Portland, Ore., is known for dense, vibrant neighborhoods. A key component of the vitality of our community is the preservation and development of affordable housing. Affordable homes give people with lower incomes the opportunity to live in a community with rising property values. Despite having to work with a limited budget, I believe affordable housing must be well designed and well built; it must look good and be built to last. Being cost-conscious is essential. However, that should not mean cutting corners, because short-term savings and gains often can result in greater long-term costs. This holds true whether designing multifamily or single-family homes.

This multifamily row-house project is for first-time homebuyers earning 80% or less of area median income, so it was important to avoid passing on higher future operating and maintenance costs. The nonprofit developer, Portland Community Reinvestment Initiatives, was committed to creating attractive, high-quality, efficient, durable homes, and it invested time and money on design and planning to do it well. Working as a team, the developer, our firm, an interior designer, and a general contractor collaborated to select lasting design, material, and building systems that met a modest budget.

Crack apart the row house

Typically long and skinny, traditional row houses are built side-by-side, which can result in some undesirable conditions, such as dark interiors, long shotgun-style floor plans, small yards accessed only from the rear, and less overall privacy. We decided to make the most of the project’s corner site by turning one unit 90° to the other so that each home would face a different street.

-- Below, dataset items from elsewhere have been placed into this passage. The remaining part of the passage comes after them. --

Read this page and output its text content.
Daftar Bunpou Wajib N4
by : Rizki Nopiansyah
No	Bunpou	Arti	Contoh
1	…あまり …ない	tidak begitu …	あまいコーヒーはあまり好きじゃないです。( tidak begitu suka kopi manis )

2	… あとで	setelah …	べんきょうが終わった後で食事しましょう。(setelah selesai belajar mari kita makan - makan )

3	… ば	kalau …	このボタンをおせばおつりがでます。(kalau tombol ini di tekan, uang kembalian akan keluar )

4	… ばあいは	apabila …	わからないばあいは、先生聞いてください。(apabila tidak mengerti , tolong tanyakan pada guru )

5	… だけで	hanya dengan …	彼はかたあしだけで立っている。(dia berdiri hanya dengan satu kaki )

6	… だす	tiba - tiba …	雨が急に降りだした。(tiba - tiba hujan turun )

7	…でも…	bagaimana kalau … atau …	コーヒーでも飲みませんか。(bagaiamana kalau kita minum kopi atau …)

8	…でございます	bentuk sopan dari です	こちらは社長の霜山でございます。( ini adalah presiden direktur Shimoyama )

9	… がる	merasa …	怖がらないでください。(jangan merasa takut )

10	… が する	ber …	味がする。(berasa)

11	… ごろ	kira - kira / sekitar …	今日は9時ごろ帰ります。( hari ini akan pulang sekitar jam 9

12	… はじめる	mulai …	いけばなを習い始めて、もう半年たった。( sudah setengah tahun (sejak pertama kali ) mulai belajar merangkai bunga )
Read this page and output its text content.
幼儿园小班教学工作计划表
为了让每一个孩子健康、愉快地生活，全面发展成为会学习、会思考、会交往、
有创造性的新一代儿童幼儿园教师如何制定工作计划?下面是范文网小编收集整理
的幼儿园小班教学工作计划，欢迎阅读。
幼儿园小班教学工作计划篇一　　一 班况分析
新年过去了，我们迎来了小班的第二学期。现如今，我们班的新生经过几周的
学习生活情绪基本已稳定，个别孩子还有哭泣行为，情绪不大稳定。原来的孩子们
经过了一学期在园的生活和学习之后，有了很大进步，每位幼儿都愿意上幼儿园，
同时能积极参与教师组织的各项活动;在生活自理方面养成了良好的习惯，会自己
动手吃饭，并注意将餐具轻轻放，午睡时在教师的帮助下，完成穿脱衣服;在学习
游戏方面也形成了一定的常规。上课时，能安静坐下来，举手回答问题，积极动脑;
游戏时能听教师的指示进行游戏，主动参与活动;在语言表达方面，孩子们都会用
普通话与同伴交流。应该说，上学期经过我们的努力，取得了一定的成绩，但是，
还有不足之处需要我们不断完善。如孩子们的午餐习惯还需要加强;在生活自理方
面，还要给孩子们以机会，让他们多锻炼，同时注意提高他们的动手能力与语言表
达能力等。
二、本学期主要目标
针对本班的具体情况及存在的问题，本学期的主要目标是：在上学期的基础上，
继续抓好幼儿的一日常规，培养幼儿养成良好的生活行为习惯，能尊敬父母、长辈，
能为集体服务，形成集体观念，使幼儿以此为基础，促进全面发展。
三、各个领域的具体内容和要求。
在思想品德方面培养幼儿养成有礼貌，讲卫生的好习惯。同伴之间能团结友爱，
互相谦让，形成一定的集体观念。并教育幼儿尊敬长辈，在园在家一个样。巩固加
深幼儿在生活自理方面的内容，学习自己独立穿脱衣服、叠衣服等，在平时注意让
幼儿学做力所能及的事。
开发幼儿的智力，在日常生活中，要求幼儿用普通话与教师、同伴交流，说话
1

With this diminished connection, the homes have a greater sense of individuality, and they blend more seamlessly with the adjacent single-family homes. A sticking point for buyers of multifamily homes can be the common wall. People worry about a lack of sound separation. Turning the units perpendicular to each other minimized their attachment, and we increased privacy further by placing only utility and service elements on the shared double wall.

Each home has a surprisingly spacious yard. Parallel to the long axis of each house, the yards are easily accessed and can be viewed from multiple rooms. The building shape also results in greater access to daylight, which we took advantage of by including generous windows for bright, well-ventilated interiors.

Make it look good

Each unit has an efficient, rectangular footprint, capped by roof trusses. However, several strategies were used to avoid the boxy, unvaried appearance of a basic two-story rectangle with a trussed top. Carefully placed bump-outs allow the narrow plans to expand where necessary and to create visual interest outside; recessed porches create welcoming facades. Side porches and stoops offer connections to the yards. All these elements work together to disguise and embellish the homes’ basic rectangular building blocks.

We kept exterior materials simple for cost and durability; they include fiber-cement lap siding and factory-primed flat trim. When a restrained palette is used, enrichment relies on careful building proportions, well-placed windows, and special details such as custom porch railings.